Laurie previously visited A Backwards Story with a guest post regarding her previous novel,
BLAZE (Or Love in the Time of Supervillains.)
I've also previously reviewed BLAZE!
I really appreciate the way Laurie Boyle Crompton brings real, ordinary, everyday human beings to life. In BLAZE, she featured, among other things, a girl who loved comic books--and drawing them. In ADRENALINE CRUSH, she brings more non-traditional characters to life, from tattoo-decorated parents (complete with a mother sporting purple highlights) to a young, disabled war veteran. It's so nice to see characters that break the "normal" mode and think outside the box! The main character, Dyna, doesn't feel alive unless she's outdoors embracing life. Very little seems to scare her, and she's always willing to try new things. At times, it seems like Dyna is hiding something painful, but she always cuts her sentences short. Whatever it is, she didn't even reveal it to herself. And maybe "it" didn't exist outside of my own head. It took a while to embrace Dyna. Her personality completely changes as the novel progresses and she becomes more likable, though at the same time, I would have liked a little more consistency.
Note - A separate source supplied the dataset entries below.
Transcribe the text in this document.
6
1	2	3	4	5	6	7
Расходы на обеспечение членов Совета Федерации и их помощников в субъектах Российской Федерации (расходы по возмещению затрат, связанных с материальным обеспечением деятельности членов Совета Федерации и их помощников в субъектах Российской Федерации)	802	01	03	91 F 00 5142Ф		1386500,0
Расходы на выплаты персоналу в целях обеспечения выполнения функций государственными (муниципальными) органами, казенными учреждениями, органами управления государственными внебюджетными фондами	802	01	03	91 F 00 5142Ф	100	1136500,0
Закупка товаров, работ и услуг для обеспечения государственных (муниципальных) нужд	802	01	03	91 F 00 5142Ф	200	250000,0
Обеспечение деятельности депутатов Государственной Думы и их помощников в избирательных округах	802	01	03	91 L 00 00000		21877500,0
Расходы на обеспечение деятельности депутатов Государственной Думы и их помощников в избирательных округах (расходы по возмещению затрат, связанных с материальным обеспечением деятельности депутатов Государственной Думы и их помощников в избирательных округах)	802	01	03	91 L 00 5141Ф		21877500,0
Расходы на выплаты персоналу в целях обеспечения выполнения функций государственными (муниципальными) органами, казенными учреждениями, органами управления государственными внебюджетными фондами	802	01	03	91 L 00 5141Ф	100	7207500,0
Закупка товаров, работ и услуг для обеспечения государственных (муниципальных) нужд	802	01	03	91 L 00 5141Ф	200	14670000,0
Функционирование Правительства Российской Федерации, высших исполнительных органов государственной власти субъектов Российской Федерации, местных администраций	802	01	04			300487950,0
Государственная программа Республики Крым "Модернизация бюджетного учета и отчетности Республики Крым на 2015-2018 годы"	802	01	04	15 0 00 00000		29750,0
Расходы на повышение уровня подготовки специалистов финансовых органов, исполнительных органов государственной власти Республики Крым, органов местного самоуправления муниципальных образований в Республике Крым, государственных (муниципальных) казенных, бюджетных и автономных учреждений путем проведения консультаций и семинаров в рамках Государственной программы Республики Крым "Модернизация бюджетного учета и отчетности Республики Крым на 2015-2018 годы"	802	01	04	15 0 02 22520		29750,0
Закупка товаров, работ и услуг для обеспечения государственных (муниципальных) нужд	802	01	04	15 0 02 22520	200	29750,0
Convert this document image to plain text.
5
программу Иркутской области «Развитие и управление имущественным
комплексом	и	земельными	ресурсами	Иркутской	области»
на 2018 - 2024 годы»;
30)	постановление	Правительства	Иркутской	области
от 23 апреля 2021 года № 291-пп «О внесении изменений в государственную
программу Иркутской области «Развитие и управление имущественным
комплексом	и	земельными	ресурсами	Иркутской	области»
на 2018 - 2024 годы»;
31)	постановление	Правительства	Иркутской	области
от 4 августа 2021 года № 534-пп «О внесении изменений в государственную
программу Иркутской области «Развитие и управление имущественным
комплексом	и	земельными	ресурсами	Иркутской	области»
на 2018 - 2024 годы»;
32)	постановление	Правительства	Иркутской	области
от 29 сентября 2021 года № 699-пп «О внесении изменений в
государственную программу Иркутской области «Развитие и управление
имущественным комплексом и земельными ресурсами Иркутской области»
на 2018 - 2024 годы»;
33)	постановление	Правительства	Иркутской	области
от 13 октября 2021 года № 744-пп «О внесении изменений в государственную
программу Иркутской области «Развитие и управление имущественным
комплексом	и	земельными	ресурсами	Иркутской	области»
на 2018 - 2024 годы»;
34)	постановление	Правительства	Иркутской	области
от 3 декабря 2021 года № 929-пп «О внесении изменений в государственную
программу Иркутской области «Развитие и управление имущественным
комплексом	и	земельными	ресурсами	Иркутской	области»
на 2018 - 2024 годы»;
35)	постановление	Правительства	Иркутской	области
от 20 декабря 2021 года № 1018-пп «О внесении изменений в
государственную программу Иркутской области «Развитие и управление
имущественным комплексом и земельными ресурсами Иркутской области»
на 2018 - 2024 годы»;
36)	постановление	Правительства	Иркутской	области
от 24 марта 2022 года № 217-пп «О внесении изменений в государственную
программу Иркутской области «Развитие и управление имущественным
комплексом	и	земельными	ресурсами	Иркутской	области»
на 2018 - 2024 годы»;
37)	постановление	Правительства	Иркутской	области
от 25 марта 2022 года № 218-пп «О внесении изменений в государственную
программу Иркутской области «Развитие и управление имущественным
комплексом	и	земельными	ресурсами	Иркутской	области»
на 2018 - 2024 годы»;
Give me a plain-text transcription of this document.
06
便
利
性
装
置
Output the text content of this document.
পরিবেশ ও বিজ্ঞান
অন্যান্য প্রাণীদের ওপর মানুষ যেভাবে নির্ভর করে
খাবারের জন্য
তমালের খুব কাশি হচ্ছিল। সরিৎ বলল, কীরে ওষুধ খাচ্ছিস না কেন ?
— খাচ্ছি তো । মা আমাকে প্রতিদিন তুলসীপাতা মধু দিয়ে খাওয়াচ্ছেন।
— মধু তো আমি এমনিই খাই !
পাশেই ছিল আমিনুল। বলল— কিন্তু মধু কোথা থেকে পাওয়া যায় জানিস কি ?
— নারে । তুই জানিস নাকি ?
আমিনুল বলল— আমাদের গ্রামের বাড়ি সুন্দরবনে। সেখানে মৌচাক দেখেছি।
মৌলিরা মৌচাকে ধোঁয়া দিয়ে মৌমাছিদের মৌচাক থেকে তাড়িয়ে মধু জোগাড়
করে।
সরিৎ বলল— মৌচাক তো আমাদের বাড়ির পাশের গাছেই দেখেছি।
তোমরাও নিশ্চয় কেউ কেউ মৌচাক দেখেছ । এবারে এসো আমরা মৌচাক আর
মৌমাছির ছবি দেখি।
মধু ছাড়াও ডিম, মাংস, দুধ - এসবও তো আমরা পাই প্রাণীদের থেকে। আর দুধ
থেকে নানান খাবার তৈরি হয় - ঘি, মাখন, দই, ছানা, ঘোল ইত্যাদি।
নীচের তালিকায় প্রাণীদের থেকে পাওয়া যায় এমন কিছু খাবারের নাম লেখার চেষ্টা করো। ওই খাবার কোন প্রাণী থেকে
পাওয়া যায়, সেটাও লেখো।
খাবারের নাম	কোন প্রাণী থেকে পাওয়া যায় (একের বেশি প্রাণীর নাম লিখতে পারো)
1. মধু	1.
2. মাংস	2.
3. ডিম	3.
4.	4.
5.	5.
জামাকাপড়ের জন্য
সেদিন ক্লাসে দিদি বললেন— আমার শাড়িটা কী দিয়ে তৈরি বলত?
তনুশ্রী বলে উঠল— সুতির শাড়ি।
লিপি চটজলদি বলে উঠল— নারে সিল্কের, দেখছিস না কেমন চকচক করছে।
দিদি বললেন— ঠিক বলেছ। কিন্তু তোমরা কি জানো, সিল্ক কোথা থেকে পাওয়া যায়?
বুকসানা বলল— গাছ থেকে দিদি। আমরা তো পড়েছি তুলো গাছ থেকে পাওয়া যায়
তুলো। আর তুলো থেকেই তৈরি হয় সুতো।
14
Then again, maybe Dyna is hiding who she is after her accident. She's been scared into reality. Or maybe she just didn't want to rely on the shock factor when trying to build new relationships. I don't know. I did like her more as she evolved, however.
I also have mixed feelings on the alternative healing center that Dyna attends. I think it's awesome that patients are taught to conquer and overcome their fears. Certain assignments, however, are dangerous. Not everyone in the group is able--or willing--to do every assignment, and they shouldn't be required to. What if something goes wrong or not everyone is properly prepared/equipped to face someone else's assignment? I think the theory is great in moderation, and the group therapy sessions definitely helped Dyna, but I know I wouldn't sign up for this treatment style.
While there were a few problematic elements, there were some great ones, too. I loved the strong, healthy family dynamic so much. It's too rare in YA these days. And I love the ultimate message that Dyna embraces toward the end. The book is also under 200 pages, so it's great if you're looking for something laid-back to read in one sitting!